I knew the marsh trails well. I had walked them many times as a child, violin under my chin, pretending to be a wandering troubadour. These trails taught me the power of music — my playing scared utter hell out of wildlife. Many of the marsh landmarks I'd named in honor of animals I'd frightened there. A patch of stinging nettles I'd christened Turtle Terror; a stretch of puckered mud was Heron Horror; and an OldTech horseless cart half-swallowed in bog I called the Frenzy of Frogs.

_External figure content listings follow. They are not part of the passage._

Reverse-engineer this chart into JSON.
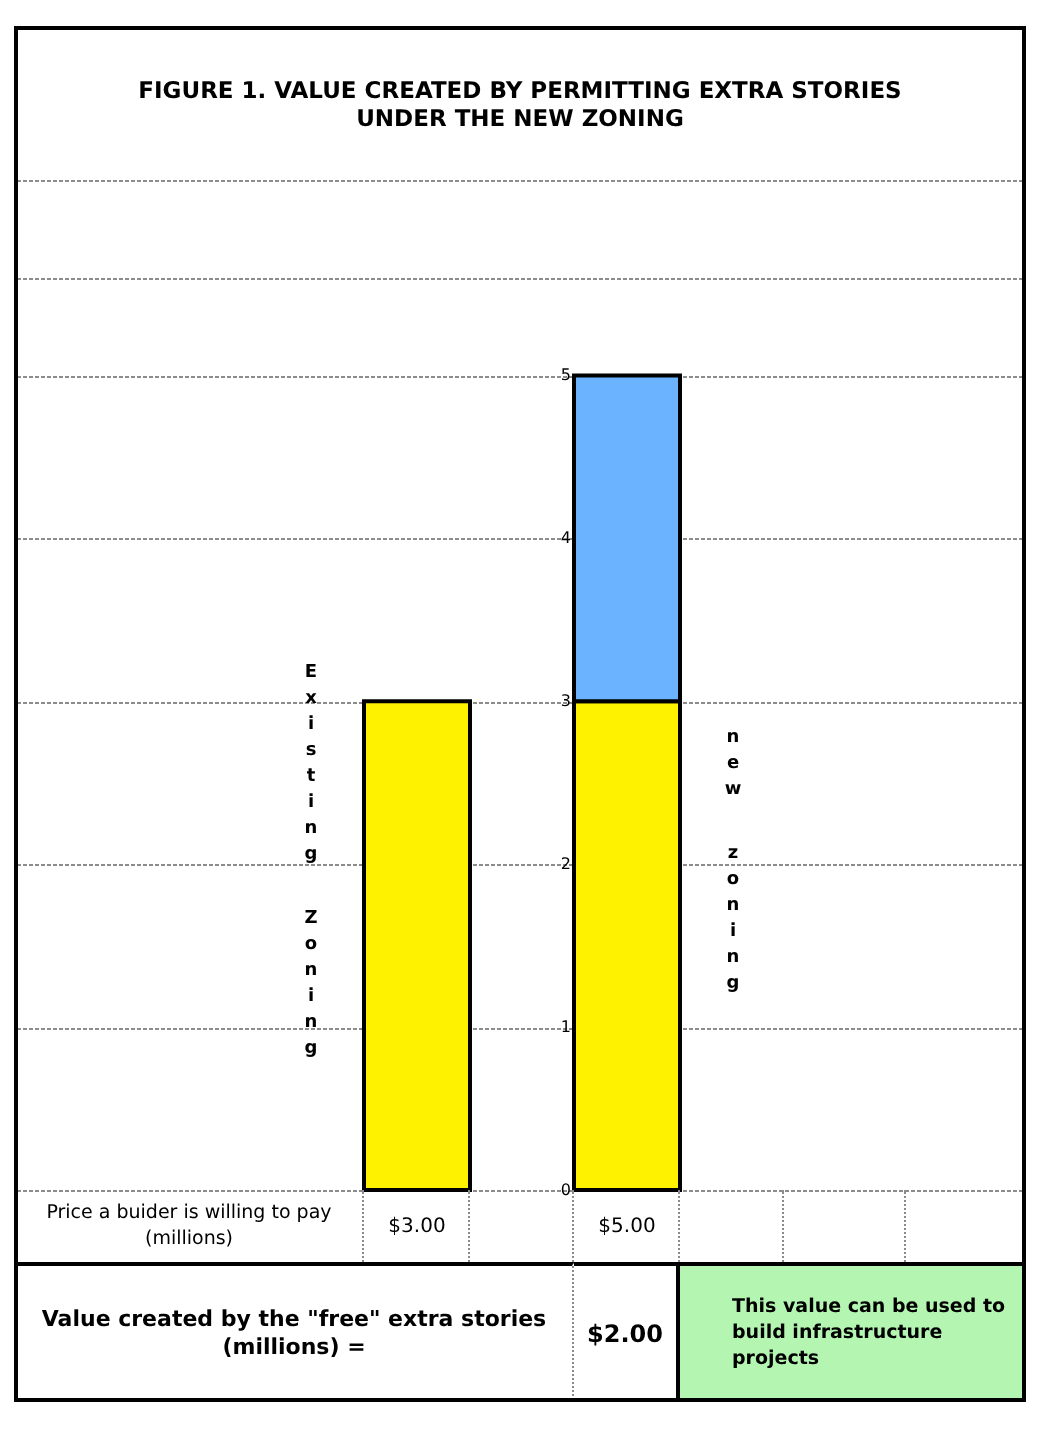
{
  "chart_data": {
    "type": "bar",
    "title": "FIGURE 1. VALUE CREATED BY PERMITTING EXTRA STORIES UNDER THE NEW ZONING",
    "categories": [
      "Existing Zoning",
      "new zoning"
    ],
    "stacked": true,
    "series": [
      {
        "color": "#fff200",
        "values": [
          3,
          3
        ]
      },
      {
        "color": "#6bb2ff",
        "values": [
          null,
          2
        ]
      }
    ],
    "ylim": [
      0,
      6.2
    ],
    "yticks": [
      0,
      1,
      2,
      3,
      4,
      5,
      {
        "value": 5.6,
        "label": null
      },
      {
        "value": 6.2,
        "label": null
      }
    ],
    "grid": "y",
    "totals": [
      "$3.00",
      "$5.00"
    ],
    "annotations": [
      "Price a buider is willing to pay (millions)",
      "Value created by the \"free\" extra stories (millions) =",
      "$2.00",
      "This value can be used to build infrastructure projects"
    ]
  }
}
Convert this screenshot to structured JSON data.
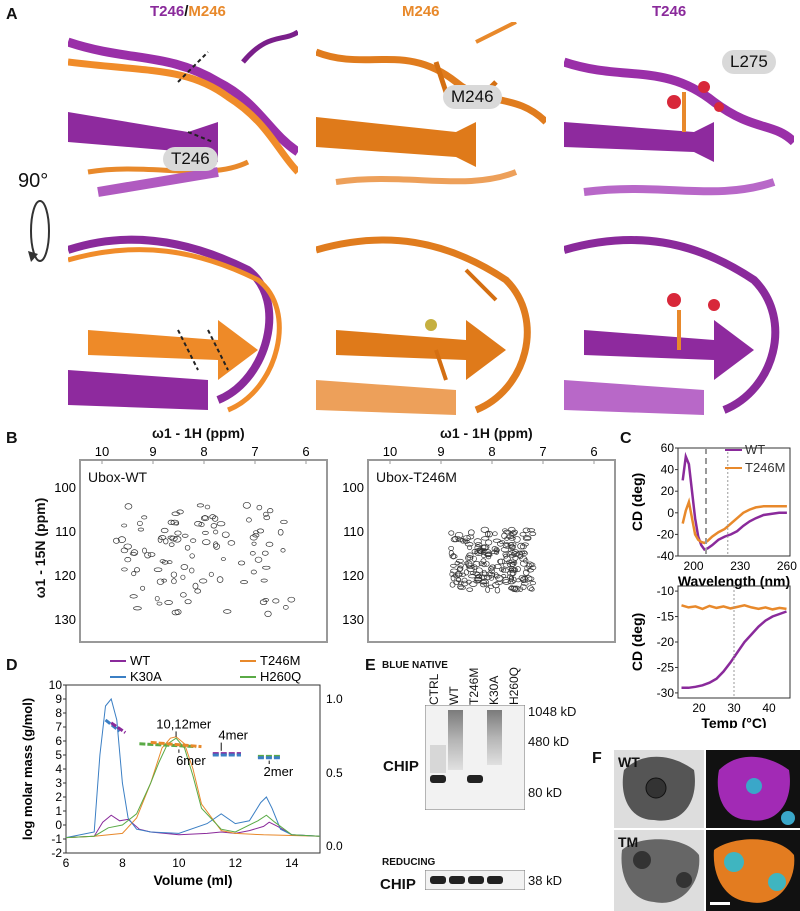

The OldTech machine was now no more than a stepping-stone across sucking muck. Four hundred years earlier, before the collapse of OldTech culture, there must have been a road running through this marsh; but it was gone now, swallowed by mud and time, just as everything else of twentieth-century Earth had been swallowed. When I was young, I sometimes like to scare myself with the image of a skeletal driver trapped inside the swampbound cart, fingers clutched on the steering wheel, bony feet still pressing the pedals. More likely, he simply abandoned the vehicle — stepped out and called to the sky, "I want to leave!" Then he was carried off to the stars by the so-called League of Peoples, just like all the other traitors who turned their backs on Earth in the Great Desertion.

Good riddance.

As I clambered onto the cart's grille, the music ahead of me stopped in mid-phrase. I paused and listened. Silence… then a shout followed by the splash of something hitting open water. I raced forward, swiping my way through head-high reeds till I came to a clear area on the bank of Cypress Creek itself.

Cappie stood waist-deep in the water, her spear held over her head and ready to plunge downward, as if she were going to jab a fish. I couldn't see what she was aiming for, just black water lapping around her. She waited, holding her breath, watching the stream in front of her.